Non mi pare che ci sia altra via percorribile se non quella di ripartire da zero. Cioè di ricostruire il punto di vista della sinistra e la possibilità che questo punto di vista conti, produca frutti, cioè entri nella battaglia politica. Ripartire da zero vuol dire rinunciare alla ripetizione delle proprie certezze novecentesche. E’ un ripudio del comunismo? Personalmente da molti anni non mi considero più comunista, ma questo non mi impedisce di lavorare e combattere a fianco dei comunisti e addirittura di dirigere un giornale che si definisce comunista. A condizione che non si pensi per dogmi. Che si capisca che il marxismo, che è una gigantesca teoria politica, non è più sufficiente. Sia perché non ha saputo sciogliere alcuni nodi che oggi vediamo quanto siano decisivi (il rapporto tra Stato e potere, tra Stato e libertà, tra uguaglianza e libertà), sia perché questo suo difetto ha portato a tragedie gravissime in molte parti del mondo, sia perché ha costruito tutto su una sola ipotesi di contraddizione (quella tra capitale e lavoro) ignorando altre contraddizioni, che nel XX secolo si sono affermate come monumentali cotraddizioni, e cioè quella di sesso, tra uomo e donna, quella ambientale, tra produzione e natura e altre ancora.

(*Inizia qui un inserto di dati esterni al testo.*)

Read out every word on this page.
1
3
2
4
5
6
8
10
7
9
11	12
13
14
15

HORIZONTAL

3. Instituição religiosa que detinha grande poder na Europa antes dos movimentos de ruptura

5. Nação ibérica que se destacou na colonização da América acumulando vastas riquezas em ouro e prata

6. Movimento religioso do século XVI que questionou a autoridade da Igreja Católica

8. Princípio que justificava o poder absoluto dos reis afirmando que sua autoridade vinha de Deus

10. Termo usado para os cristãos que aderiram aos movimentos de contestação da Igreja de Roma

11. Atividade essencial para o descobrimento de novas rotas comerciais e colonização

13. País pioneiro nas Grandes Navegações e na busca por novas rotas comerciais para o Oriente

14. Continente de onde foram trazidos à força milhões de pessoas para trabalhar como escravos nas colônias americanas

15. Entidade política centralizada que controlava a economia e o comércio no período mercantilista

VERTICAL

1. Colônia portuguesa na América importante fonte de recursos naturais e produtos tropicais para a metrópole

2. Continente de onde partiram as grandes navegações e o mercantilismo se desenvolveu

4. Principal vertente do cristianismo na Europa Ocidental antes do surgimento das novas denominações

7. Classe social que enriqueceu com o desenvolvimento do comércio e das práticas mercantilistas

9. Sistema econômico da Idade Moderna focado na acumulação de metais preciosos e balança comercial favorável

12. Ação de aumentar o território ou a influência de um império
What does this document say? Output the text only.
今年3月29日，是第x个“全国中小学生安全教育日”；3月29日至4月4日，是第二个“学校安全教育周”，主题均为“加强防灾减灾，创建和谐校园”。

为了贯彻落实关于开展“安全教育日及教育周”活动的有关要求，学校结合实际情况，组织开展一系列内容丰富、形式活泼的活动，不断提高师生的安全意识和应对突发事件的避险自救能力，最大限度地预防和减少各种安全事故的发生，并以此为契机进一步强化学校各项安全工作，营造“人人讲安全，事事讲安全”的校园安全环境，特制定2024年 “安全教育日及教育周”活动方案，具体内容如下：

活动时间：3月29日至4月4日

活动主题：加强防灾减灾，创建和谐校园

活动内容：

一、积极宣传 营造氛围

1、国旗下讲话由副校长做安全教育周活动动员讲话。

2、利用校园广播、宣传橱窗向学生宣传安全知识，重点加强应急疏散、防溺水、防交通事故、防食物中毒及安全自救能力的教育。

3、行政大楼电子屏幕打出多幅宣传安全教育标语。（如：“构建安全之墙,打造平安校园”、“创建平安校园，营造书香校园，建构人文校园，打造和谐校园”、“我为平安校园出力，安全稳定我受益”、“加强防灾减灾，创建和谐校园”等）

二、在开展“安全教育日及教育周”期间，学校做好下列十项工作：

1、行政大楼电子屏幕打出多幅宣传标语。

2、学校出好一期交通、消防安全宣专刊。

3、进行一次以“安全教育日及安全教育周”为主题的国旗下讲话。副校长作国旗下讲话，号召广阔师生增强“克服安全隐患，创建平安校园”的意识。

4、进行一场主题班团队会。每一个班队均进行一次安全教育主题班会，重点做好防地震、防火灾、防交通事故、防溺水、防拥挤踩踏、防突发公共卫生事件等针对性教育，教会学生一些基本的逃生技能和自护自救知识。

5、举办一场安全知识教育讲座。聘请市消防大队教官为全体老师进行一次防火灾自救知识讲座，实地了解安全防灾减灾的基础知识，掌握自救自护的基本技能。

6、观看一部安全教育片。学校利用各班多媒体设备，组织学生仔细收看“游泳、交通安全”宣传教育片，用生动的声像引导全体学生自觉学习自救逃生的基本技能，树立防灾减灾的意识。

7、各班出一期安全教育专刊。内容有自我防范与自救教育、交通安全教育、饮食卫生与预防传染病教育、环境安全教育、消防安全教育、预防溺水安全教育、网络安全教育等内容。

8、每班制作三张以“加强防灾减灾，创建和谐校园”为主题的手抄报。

Andare oltre vuol dire esattamente questo. Convincersi che non potrà più esistere una sinistra capace di “egemonia” se non saprà rispondere alla crisi del capitalismo senza farsi imbrigliare negli schemi del capitalismo. Ho seguito nei giorni scorsi il dibattito aperto da Rossanda Rossanda sul manifesto , e ripreso da Bertinotti, dal quale è emerso lo stupore per una sinistra muta di fronte all’epocale crisi di questi giorni. Condivido lo stupore (e dico anche al Prc che non riesco a capire come, in questi frangenti, si possa affidare la propria immagine politica al referendum, secondo me insensato, contro il Lodo-Alfano…). E tuttavia mi pare che anche le risposte di Rossanda e Bertinotti siano insufficienti. Penso anch’io che bisogna rilanciare il ruolo dello Stato in economia, e penso che abbia ragione Fausto a porre con drammaticità la questione del lavoro. Io però – scandalosamente – non sono affatto convinto che si possa riprendere il “discorso” sulla sinsitra dalla semplice conferma del lavoro come tema centrale. Sempre di più mi convinco che una sinistra del XXI secolo deve rinunciare ad avere un centro. Deve essere plurale (e non solo pluralista) perché costruita su un pensiero plurale, che pone i grandi temi e gli interrogativi giganteschi, di sistema, posti dal femminismo e dall’ambientalismo, sullo stesso piano dei temi del lavoro. Non penso che sia possibile costruire un progetto di alternativa, che davvero si ponga in competizione con il capitalismo, se non si ha l’ambizione di realizzare una critica profonda e completa di tutti i poteri, del mercato, delle relazioni tra donne, uomini, denaro, produzione, potenza e ambiente. Ho l’impressione che limitarsi a ripartire dal lavoro sia una scorciatoia che però si avvita su se stessa e non ci porta “oltre”, ci riporta indietro.